We have made adaptations to conduct all project activities online while Covid-19 restrictions remain in place. Initial resources from the TEAMs project and related projects are now available.
- Learn more and watch a recording of a TEAMS seminar held in November 2020
- Explore Professional Learning social justice and inclusion resources
What happened next?
If you are a teacher or school leader who might want to learn more or get involved, we hope you may be interested in helping us with this research to have a positive impact on migrant learners.
We have now decided to move to knowledge exchange activities with schools, and with other bodies and individuals involved with migrant students, such as EAL services or refugee organisations. We would therefore like to offer schools an invitation to participate in an online workshop, which will give more information about the details of the project and the ways in which we will work with individual schools to address the issues and challenges they raise, in a way which will fit with their needs and constraints. The workshop will also enable participants to see examples of previous work on social networks, to gain a greater understanding of this research tool.
The City of Edinburgh Council has given approval for the research to take place in its secondary schools. We may also extend our involvement with schools in other urban areas. The experiences of schools, teachers and students are central to the participatory research design and will have an active and collaborative role from the outset.
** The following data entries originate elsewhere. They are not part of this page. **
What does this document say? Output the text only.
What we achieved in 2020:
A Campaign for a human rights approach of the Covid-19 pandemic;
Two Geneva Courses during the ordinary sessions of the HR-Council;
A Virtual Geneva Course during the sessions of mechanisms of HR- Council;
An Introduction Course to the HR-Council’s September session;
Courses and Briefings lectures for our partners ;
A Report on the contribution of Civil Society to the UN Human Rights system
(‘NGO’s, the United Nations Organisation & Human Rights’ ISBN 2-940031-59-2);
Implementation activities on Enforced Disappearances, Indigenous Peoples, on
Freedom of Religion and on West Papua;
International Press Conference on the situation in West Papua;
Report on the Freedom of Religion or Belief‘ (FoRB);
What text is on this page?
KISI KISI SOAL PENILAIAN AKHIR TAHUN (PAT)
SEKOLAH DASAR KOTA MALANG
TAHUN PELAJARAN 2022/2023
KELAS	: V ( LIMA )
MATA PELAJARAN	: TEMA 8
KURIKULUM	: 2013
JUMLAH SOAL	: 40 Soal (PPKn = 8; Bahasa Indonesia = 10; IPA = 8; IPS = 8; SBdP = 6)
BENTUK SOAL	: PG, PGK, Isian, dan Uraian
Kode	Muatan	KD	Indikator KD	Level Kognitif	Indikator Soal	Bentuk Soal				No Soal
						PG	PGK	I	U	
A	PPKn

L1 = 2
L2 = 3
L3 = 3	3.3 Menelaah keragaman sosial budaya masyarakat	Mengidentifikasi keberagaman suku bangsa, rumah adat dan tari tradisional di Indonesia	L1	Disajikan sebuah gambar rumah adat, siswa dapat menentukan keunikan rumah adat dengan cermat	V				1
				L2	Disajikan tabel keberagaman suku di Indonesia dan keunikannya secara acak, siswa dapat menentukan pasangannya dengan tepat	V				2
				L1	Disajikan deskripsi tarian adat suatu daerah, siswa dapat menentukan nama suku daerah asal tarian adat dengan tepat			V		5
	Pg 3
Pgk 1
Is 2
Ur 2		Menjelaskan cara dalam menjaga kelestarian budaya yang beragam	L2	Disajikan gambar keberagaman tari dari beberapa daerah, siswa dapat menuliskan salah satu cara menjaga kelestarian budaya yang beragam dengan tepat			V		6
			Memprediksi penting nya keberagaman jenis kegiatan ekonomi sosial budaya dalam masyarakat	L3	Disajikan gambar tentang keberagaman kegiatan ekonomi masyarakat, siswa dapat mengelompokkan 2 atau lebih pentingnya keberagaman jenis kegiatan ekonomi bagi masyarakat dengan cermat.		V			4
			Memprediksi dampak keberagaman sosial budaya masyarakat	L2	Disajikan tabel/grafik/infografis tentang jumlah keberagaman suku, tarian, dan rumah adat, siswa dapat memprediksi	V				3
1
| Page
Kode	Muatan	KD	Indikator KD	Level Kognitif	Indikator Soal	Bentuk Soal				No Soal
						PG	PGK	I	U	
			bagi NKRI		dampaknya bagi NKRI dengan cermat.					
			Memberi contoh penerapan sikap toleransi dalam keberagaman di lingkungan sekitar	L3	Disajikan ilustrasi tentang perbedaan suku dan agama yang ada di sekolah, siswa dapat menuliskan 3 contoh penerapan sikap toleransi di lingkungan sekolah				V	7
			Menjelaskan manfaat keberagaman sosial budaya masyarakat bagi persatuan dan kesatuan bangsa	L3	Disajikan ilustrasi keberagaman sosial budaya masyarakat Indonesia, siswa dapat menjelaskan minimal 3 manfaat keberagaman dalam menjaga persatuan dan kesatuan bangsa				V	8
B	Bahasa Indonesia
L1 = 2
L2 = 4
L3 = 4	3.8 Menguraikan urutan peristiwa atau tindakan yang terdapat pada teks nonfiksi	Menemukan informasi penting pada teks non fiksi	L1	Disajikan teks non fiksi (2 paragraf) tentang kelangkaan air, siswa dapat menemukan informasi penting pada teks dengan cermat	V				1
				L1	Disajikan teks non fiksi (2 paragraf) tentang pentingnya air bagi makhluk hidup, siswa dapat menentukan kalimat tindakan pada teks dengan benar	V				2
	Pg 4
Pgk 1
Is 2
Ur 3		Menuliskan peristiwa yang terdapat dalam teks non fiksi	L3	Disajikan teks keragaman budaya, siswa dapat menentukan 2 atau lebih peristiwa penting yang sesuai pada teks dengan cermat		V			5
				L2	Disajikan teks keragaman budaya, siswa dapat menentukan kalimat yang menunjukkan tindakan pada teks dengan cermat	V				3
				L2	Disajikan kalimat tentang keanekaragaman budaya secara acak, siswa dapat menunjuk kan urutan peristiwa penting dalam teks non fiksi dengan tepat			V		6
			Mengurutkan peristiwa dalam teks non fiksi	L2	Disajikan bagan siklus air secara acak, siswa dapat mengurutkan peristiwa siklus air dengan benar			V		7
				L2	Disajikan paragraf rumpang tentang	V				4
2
What will the project bring to schools?
- Opportunities for students to participate in creative workshops, and produce artwork, including film and photography, to express and share their experiences in exhibitions.
- Opportunities for staff to co-design activities that build on the strengths of existing practices, and help meet challenges within their particular contexts.
- Professional development through reflection on research feedback to gain understanding of students’ experiences and complexity of relational networks in schools.
- Learning across school and policy contexts to understand the ways that policies and practices interconnect within schools, opening opportunities for participating schools to develop exchanges of benefit to schools, teachers and students.